What is Metabonomics?
Metabonomics is a general approach to analysing the regulation of metabolism within in an organism. By measuring hundreds or thousands of metabolites simultaneously a picture (which we sometimes refer to as a "fingerprint") of the current metabolic status of the organism is generated. It is then possible to compare this metabolic profile in the same organism at different times, or else in a groups of different organisms.
In principle, the metabonomic approach consists of two distinguishable parts: firstly, an experimental technique must be used to collect the input dataset - the concentration of multiple metabolites within the sample under study. Secondly, a data processing technique must be applied to the dataset in order to sift out of the millions of individual datapoints the patterns that are of interest. Our work in the metabonomics field has, so far, relied entirely on NMR spectroscopy as the experimental data collection technique. NMR offers a number of advantages, including very high reproducibility (the co-efficient of variation for replicate measures of the same sample are in the range 0.5-2% across the NMR spectrum, which compares with 3-10% for techniques such as ELISA). Proton NMR is also absolutely non-selective with regard to the metabolites which can be detected, since all biomolecules contain hydrogen atoms. Its principle disadvantage is the cost of the equipment required and the relative insensitivity when applied to low abundance molecular species. Other experimental data collection techniques include mass spectroscopy, typically following liquid chromatography (LC-MS).
Similarly, a number of different data processing methodologies can be adopted. We have primarily used the megavariate analysis methods first developed by Svantë Wold and his colleagues at the University of Umea. Examples of such techniques include OSC, PCA and PLS-DA. These techniques can be used both to identify patterns within large and complex datasets, but also to identify which of the many parameters under study were most important in defining those patterns. These approaches are, to some extent, limited by their assumption of linear relationships between the variables, and neural network techniques can be applied and are particularly useful when many unrelated causes can underlie membership of a particular sample class. Conversely, however, neural network approaches make it more difficult to determine which parameters were most important in the patterns that are identified.

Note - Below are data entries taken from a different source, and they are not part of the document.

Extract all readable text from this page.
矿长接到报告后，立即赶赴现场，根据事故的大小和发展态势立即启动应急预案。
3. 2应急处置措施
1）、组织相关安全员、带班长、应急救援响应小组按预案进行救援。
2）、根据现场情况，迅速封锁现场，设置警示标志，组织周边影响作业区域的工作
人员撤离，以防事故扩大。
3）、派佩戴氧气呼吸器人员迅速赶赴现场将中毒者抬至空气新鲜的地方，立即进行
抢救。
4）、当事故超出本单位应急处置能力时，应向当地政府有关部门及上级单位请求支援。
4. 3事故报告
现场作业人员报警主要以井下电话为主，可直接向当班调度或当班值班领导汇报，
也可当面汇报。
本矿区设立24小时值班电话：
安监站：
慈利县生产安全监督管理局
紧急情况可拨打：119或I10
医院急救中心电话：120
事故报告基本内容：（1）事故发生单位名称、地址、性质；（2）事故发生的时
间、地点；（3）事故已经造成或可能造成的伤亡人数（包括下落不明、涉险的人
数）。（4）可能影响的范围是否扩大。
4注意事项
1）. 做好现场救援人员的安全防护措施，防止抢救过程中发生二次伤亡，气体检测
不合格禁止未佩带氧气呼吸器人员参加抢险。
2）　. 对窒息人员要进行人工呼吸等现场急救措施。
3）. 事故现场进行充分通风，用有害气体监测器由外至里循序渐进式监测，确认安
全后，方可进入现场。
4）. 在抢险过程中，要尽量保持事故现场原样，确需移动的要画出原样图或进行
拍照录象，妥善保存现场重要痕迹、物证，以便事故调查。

Metabonomics has been extensively applied to experimental models of human disease, with particular emphasis on toxicology studies (reviewed in Nature Rev Drug Discovery 1:153). In response to toxin, the metabolic profile of an organism traverses a trajectory where it first moves away from the "normal" region in a direction which is characteristic of the particular injury caused by the toxin, then, depending on the severity of the insult, either stops in a new region characteristic of the permanent injury caused, or else returns to "normal" over a period of time. This approach is likely to be of particular value in screening novel chemical entities for toxic side-effects.

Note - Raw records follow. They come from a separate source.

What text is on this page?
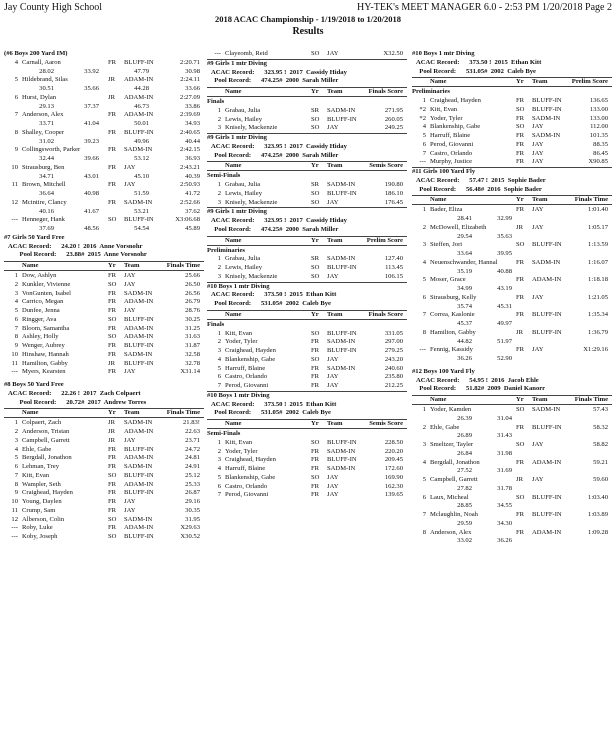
Jay County High School	HY-TEK's MEET MANAGER 6.0 - 2:53 PM 1/20/2018 Page 2
2018 ACAC Championship - 1/19/2018 to 1/20/2018
Results
(#6 Boys 200 Yard IM)
4 Carnall, Aaron	FR BLUFF-IN	2:20.71
28.02	33.92	47.79	30.98
5 Hildebrand, Silas	JR ADAM-IN	2:24.11
30.51	35.66	44.28	33.66
6 Hurst, Dylan	JR ADAM-IN	2:27.09
29.13	37.37	46.73	33.86
7 Anderson, Alex	FR ADAM-IN	2:39.69
33.71	41.04	50.01	34.93
8 Shalley, Cooper	FR BLUFF-IN	2:40.65
31.02	39.23	49.96	40.44
9 Collingsworth, Parker	FR SADM-IN	2:42.15
32.44	39.66	53.12	36.93
10 Strausburg, Ben	FR JAY	2:43.21
34.71	43.01	45.10	40.39
11 Brown, Mitchell	FR JAY	2:50.93
36.64	40.98	51.59	41.72
12 Mcintire, Clancy	FR SADM-IN	2:52.66
40.16	41.67	53.21	37.62
--- Henneger, Hank	SO BLUFF-IN	X3:06.68
37.69	48.56	54.54	45.89
#7 Girls 50 Yard Free
ACAC Record:      24.20 !  2016  Anne Vorsnohr
Pool Record:      23.88#  2015  Anne Vorsnohr
Name	Yr Team	Finals Time
1 Dow, Ashlyn	FR JAY	25.66
2 Kunkler, Vivienne	SO JAY	26.50
3 VonGunten, Isabel	FR SADM-IN	26.56
4 Carrico, Megan	FR ADAM-IN	26.79
5 Dunfee, Jenna	FR JAY	28.76
6 Ringger, Ava	SO BLUFF-IN	30.25
7 Bloom, Samantha	FR ADAM-IN	31.25
8 Ashley, Holly	SO ADAM-IN	31.63
9 Wenger, Aubrey	FR BLUFF-IN	31.87
10 Hinshaw, Hannah	FR SADM-IN	32.58
11 Hamilton, Gabby	JR BLUFF-IN	32.78
--- Myers, Kearsten	FR JAY	X31.14
#8 Boys 50 Yard Free
ACAC Record:      22.26 !  2017  Zach Colpaert
Pool Record:      20.72#  2017  Andrew Torres
Name	Yr Team	Finals Time
1 Colpaert, Zach	JR SADM-IN	21.83!
2 Anderson, Tristan	JR ADAM-IN	22.63
3 Campbell, Garrett	JR JAY	23.71
4 Ehle, Gabe	FR BLUFF-IN	24.72
5 Bergdall, Jonathon	FR ADAM-IN	24.81
6 Lehman, Trey	FR SADM-IN	24.91
7 Kitt, Evan	SO BLUFF-IN	25.12
8 Wampler, Seth	FR ADAM-IN	25.33
9 Craighead, Hayden	FR BLUFF-IN	26.87
10 Young, Daylen	FR JAY	29.16
11 Crump, Sam	FR JAY	30.35
12 Alberson, Colin	SO SADM-IN	31.95
--- Roby, Luke	FR ADAM-IN	X29.63
--- Koby, Joseph	SO BLUFF-IN	X30.52
--- Clayeomb, Reid	SO JAY	X32.50
#9 Girls 1 mtr Diving
ACAC Record:      323.95 !  2017  Cassidy Hiday
Pool Record:      474.25#  2000  Sarah Miller
Name	Yr Team	Finals Score
Finals
1 Grabau, Julia	SR SADM-IN	271.95
2 Lewis, Hailey	SO BLUFF-IN	260.05
3 Knisely, Mackenzie	SO JAY	249.25
#9 Girls 1 mtr Diving
ACAC Record:      323.95 !  2017  Cassidy Hiday
Pool Record:      474.25#  2000  Sarah Miller
Name	Yr Team	Semis Score
Semi-Finals
1 Grabau, Julia	SR SADM-IN	190.80
2 Lewis, Hailey	SO BLUFF-IN	186.10
3 Knisely, Mackenzie	SO JAY	176.45
#9 Girls 1 mtr Diving
ACAC Record:      323.95 !  2017  Cassidy Hiday
Pool Record:      474.25#  2000  Sarah Miller
Name	Yr Team	Prelim Score
Preliminaries
1 Grabau, Julia	SR SADM-IN	127.40
2 Lewis, Hailey	SO BLUFF-IN	113.45
3 Knisely, Mackenzie	SO JAY	106.15
#10 Boys 1 mtr Diving
ACAC Record:      373.50 !  2015  Ethan Kitt
Pool Record:      531.05#  2002  Caleb Bye
Name	Yr Team	Finals Score
Finals
1 Kitt, Evan	SO BLUFF-IN	331.05
2 Yoder, Tyler	FR SADM-IN	297.00
3 Craighead, Hayden	FR BLUFF-IN	279.25
4 Blankenship, Gabe	SO JAY	243.20
5 Harruff, Blaine	FR SADM-IN	240.60
6 Castro, Orlando	FR JAY	235.80
7 Perod, Giovanni	FR JAY	212.25
#10 Boys 1 mtr Diving
ACAC Record:      373.50 !  2015  Ethan Kitt
Pool Record:      531.05#  2002  Caleb Bye
Name	Yr Team	Semis Score
Semi-Finals
1 Kitt, Evan	SO BLUFF-IN	228.50
2 Yoder, Tyler	FR SADM-IN	220.20
3 Craighead, Hayden	FR BLUFF-IN	209.45
4 Harruff, Blaine	FR SADM-IN	172.60
5 Blankenship, Gabe	SO JAY	169.90
6 Castro, Orlando	FR JAY	162.30
7 Perod, Giovanni	FR JAY	139.65
#10 Boys 1 mtr Diving
ACAC Record:      373.50 !  2015  Ethan Kitt
Pool Record:      531.05#  2002  Caleb Bye
Name	Yr Team	Prelim Score
Preliminaries
1 Craighead, Hayden	FR BLUFF-IN	136.65
*2 Kitt, Evan	SO BLUFF-IN	133.00
*2 Yoder, Tyler	FR SADM-IN	133.00
4 Blankenship, Gabe	SO JAY	112.00
5 Harruff, Blaine	FR SADM-IN	101.35
6 Perod, Giovanni	FR JAY	88.35
7 Castro, Orlando	FR JAY	86.45
--- Murphy, Justice	FR JAY	X90.85
#11 Girls 100 Yard Fly
ACAC Record:      57.47 !  2015  Sophie Bader
Pool Record:      56.48#  2016  Sophie Bader
Name	Yr Team	Finals Time
1 Bader, Eliza	FR JAY	1:01.40
28.41	32.99
2 McDowell, Elizabeth	JR JAY	1:05.17
29.54	35.63
3 Steffen, Jori	SO BLUFF-IN	1:13.59
33.64	39.95
4 Neuenschwander, Hannal	FR SADM-IN	1:16.07
35.19	40.88
5 Moser, Grace	FR ADAM-IN	1:18.18
34.99	43.19
6 Strausburg, Kelly	FR JAY	1:21.05
35.74	45.31
7 Correa, Kaslonie	FR BLUFF-IN	1:35.34
45.37	49.97
8 Hamilton, Gabby	JR BLUFF-IN	1:36.79
44.82	51.97
--- Fennig, Kassidy	FR JAY	X1:29.16
36.26	52.90
#12 Boys 100 Yard Fly
ACAC Record:      54.95 !  2016  Jacob Ehle
Pool Record:      51.82#  2009  Daniel Kanorr
Name	Yr Team	Finals Time
1 Yoder, Kamden	SO SADM-IN	57.43
26.39	31.04
2 Ehle, Gabe	FR BLUFF-IN	58.32
26.89	31.43
3 Smeltzer, Tayler	SO JAY	58.82
26.84	31.98
4 Bergdall, Jonathon	FR ADAM-IN	59.21
27.52	31.69
5 Campbell, Garrett	JR JAY	59.60
27.82	31.78
6 Laux, Micheal	SO BLUFF-IN	1:03.40
28.85	34.55
7 Mclaughlin, Noah	FR BLUFF-IN	1:03.89
29.59	34.30
8 Anderson, Alex	FR ADAM-IN	1:09.28
33.02	36.26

More recently, metabonomics has been applied for the diagnosis of disease states. Megavariate data processing techniques can be used to classify metabolic profiles on the basis of known disease status, and then this "mathematical model" tested by querying unknown samples against it. This classification approach has been used previously in experimental models of disease, but has only recently made the transition into human disease. Our work in this field is centred on this transition into "Clinical Metabonomics", which is the use of metabonomics in the clinic to diagnose human medical conditions.